The organizers of experience are full of learned beliefs, emotionally intense events and important relationships. These are core material. Ron says, “That’s what psychotherapy is all about – bringing these powerful memories and images out of the shadows and into consciousness.” The Hakomi therapist evokes experiences in the client that lead to this core material, and then assists the client in processing the experience. These creative experiments can only be done effectively in the state of
mindfulness.

The therapist, a man, says to the woman who is afraid of men: “Let’s study this fear and see what we can learn about it. Why don’t you turn inward and from that place of awareness, notice what happens in you when I begin to walk slowly towards you.”

It is the slowness of the experiment, the client’s self-observation, her focus on her present experience, and the openness to whatever response emerges from the experiment that makes it a powerful catalyst. The client has a felt experience which can be processed. In the processing there is emotional release and often work with the inner child that relives the memories that created the core beliefs.

As the therapist walked towards her, the client felt a familiar anxiousness. In studying it further, she suddenly remembered an important memory of a time when she was mistreated by her father. The
emerging memory gives rise to understanding about why she has been afraid of men all her life. It gives her a deep compassion for herself instead of putting herself down or blaming herself for wanting to withdraw and hide from men.

The Hakomi therapist does not try to evoke memories. Some events may be best left unremembered. Neither is there exploration of only negative experiences or limiting beliefs. Often it is important to explore one’s strengths, talents, resources, or divinity.
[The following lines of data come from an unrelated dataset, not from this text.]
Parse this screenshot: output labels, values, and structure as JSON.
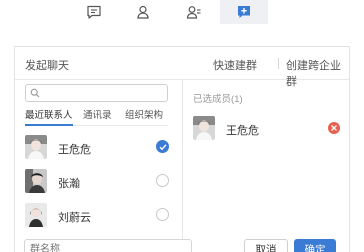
{
  "colors": {
    "accent": "#3a7bd5",
    "remove": "#e8604c",
    "border": "#e3e3e3"
  },
  "toolbar": {
    "items": [
      {
        "icon": "chat-bubble-icon"
      },
      {
        "icon": "contacts-icon"
      },
      {
        "icon": "group-contacts-icon"
      },
      {
        "icon": "add-chat-icon",
        "active": true
      }
    ]
  },
  "panel": {
    "title": "发起聊天",
    "quick_group": "快速建群",
    "cross_org_group": "创建跨企业群"
  },
  "search": {
    "placeholder": "",
    "value": ""
  },
  "tabs": [
    "最近联系人",
    "通讯录",
    "组织架构"
  ],
  "contacts": [
    {
      "name": "王危危",
      "selected": true
    },
    {
      "name": "张瀚",
      "selected": false
    },
    {
      "name": "刘蔚云",
      "selected": false
    }
  ],
  "selected": {
    "label": "已选成员(1)",
    "members": [
      {
        "name": "王危危"
      }
    ]
  },
  "group_name": {
    "placeholder": "群名称",
    "value": ""
  },
  "buttons": {
    "cancel": "取消",
    "confirm": "确定"
  }
}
For instance, the therapist
might invite a study of a positive inner state: “What is it like to hang out in this place of simply being? This place where you know who you are and which has nothing to do with your accomplishments and possessions. Just let yourself feel it. What is it like to view the world from here?”

The process of Hakomi offers the client or group participant new options, creative options, where none existed before. By “updating the files” (seeing how limiting beliefs are no longer necessary in a world that is not dangerous or confining now) new choices become apparent. They can be tried out in the session and integrated into daily life. Transformation naturally happens.